I am not sure the peak rating for the biggest road racing event at the moment when a British rider won it for the first time in over a century of it being run is quite the same as the latest meeting between Somerset and Derbyshire for two points on a league table.
That year the Tour de France had recored ratings on ITV4. Averaging almost 320,000 viewers.
But if you ware saying that a T20 competition on an FTA channel will be regularly watched by fewer than half a million people, but may get a few million for the final that is a little pessimistic.
As I said, international events rate differently to domestic sport. People watch events in huge numbers, fans watch sport in considerably smaller ones.

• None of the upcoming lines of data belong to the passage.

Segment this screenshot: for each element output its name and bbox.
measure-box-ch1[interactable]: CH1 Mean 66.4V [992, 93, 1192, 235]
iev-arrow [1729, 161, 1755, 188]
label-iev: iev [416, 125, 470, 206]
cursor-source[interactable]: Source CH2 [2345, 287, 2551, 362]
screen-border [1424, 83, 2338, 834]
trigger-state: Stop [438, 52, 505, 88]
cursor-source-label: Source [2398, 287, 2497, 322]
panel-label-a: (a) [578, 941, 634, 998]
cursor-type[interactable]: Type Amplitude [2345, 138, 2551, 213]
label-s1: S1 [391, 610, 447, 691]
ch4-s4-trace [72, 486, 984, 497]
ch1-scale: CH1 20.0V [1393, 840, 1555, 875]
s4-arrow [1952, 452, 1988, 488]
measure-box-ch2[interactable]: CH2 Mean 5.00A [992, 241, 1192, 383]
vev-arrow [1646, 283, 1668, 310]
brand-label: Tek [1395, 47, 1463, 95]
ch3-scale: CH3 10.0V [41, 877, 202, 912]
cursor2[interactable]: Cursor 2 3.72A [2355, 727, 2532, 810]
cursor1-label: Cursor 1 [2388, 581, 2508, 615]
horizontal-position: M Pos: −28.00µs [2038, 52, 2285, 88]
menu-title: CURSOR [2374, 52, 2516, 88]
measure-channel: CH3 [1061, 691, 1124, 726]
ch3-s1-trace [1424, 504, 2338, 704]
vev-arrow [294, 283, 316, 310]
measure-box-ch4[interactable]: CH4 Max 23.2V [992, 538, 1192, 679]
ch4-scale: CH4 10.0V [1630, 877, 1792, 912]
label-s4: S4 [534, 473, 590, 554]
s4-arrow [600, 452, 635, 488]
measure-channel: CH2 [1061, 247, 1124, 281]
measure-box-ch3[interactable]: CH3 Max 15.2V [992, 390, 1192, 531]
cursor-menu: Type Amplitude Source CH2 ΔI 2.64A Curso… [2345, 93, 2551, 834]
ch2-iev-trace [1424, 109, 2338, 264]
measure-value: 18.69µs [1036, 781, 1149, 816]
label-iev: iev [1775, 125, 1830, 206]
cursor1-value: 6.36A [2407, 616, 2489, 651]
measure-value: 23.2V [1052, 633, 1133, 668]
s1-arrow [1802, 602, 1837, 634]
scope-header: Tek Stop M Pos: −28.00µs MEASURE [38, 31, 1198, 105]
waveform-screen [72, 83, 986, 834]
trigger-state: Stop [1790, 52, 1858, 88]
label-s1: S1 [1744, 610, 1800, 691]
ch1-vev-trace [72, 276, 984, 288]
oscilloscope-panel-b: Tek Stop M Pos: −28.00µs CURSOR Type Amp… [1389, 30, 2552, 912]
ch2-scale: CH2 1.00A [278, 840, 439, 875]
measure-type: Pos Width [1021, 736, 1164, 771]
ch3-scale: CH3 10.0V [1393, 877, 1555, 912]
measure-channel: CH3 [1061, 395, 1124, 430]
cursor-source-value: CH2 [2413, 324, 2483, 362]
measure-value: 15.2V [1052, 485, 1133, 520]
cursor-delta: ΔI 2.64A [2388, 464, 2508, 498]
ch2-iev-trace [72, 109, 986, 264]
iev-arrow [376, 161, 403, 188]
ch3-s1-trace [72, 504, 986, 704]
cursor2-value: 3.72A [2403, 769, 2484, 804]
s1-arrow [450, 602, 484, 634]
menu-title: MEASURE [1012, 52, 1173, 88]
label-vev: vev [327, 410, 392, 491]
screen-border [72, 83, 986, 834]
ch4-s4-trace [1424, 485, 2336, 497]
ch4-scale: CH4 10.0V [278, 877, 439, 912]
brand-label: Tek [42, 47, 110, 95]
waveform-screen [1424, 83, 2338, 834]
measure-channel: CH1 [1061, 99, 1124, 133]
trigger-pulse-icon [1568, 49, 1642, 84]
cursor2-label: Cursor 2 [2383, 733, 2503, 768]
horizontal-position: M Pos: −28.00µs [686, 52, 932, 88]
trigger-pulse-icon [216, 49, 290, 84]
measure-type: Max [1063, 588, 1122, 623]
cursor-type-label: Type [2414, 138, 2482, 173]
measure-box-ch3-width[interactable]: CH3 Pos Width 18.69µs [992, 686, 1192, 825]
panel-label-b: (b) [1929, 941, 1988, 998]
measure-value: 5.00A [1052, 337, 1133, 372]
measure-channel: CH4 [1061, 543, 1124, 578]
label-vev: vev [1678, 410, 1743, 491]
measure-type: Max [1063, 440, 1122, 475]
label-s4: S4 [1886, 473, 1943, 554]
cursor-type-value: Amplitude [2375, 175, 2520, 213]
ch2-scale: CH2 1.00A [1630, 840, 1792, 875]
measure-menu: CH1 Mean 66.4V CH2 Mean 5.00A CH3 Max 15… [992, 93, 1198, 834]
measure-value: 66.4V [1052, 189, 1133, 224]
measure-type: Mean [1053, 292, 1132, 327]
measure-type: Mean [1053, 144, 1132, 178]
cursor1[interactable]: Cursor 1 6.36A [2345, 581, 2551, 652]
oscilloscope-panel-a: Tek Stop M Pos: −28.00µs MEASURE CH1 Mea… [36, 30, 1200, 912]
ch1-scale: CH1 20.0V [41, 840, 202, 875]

When the Great Britain women's curling team were massively popular at the 2002 Olympic Games the BBC followed it up by showing more curling. Hardly anyone watched. People did not stay up after midnight to watch the sport of curling, they stayed up to watch the event and British success in it.
It happens in all sports. The first Briton to win the Tour de France or England trying to win only their second ICC event are completely irrelevant to the ratings potential of a domestic T20 competition. You can draw baffling dichotomies all you want, but it is a well documented and proven fact.
The first time a Premier League match was shown free-to-air in the UK on Freeview was an ESPN free weekend. I cannot remember the match they had but it was not especially exciting, something like Stoke vs West Ham. But it saw pretty much no increase in the rating whilst something like seven million watched a Six Nations match on the BBC.
Whilst they were not the most popular of teams, it was still the biggest sporting league in this country by far. It was the first time the Premier League was shown free to ordinary households without any sort of pay TV (previous free weekends still required cable or Sky). It was after decades of people complaining about having to pay to watch the Premier League. But no one did apart from the fans, it was watched by something like 800,000 viewers.
The best way to promote cricket on free-to-air TV is with ICC tournaments, because people will watch their national teams in international events simply because they are national teams and events. They will not watch random places competing in arbitrary leagues. And even franchise leagues of super stars are still representing random places in a random league.
The WT20 would be perfect for such networks, given suitable time zones. But the way the rights are sold by the ICC to maximize profit makes this unlikely. The amount a pay-TV broadcaster would offer Star Sports for exclusivity means a free-to-air one would have to buy the whole package, including U19 World Cups, rather than just the single event.
More people will watch cricket of any sort on a free-to-air network than they would if the same were on a pay one. That is simple mathematics. And some of whom, with no pay TV access, may well have never seen live cricket before and can be turned into new fans But not in any sort of "huge" numbers.
And not because of anything wrong with cricket or its popularity as a sport. But because most people in this country do not watch sport on a regular basis. They do in Australia. They do not in the UK.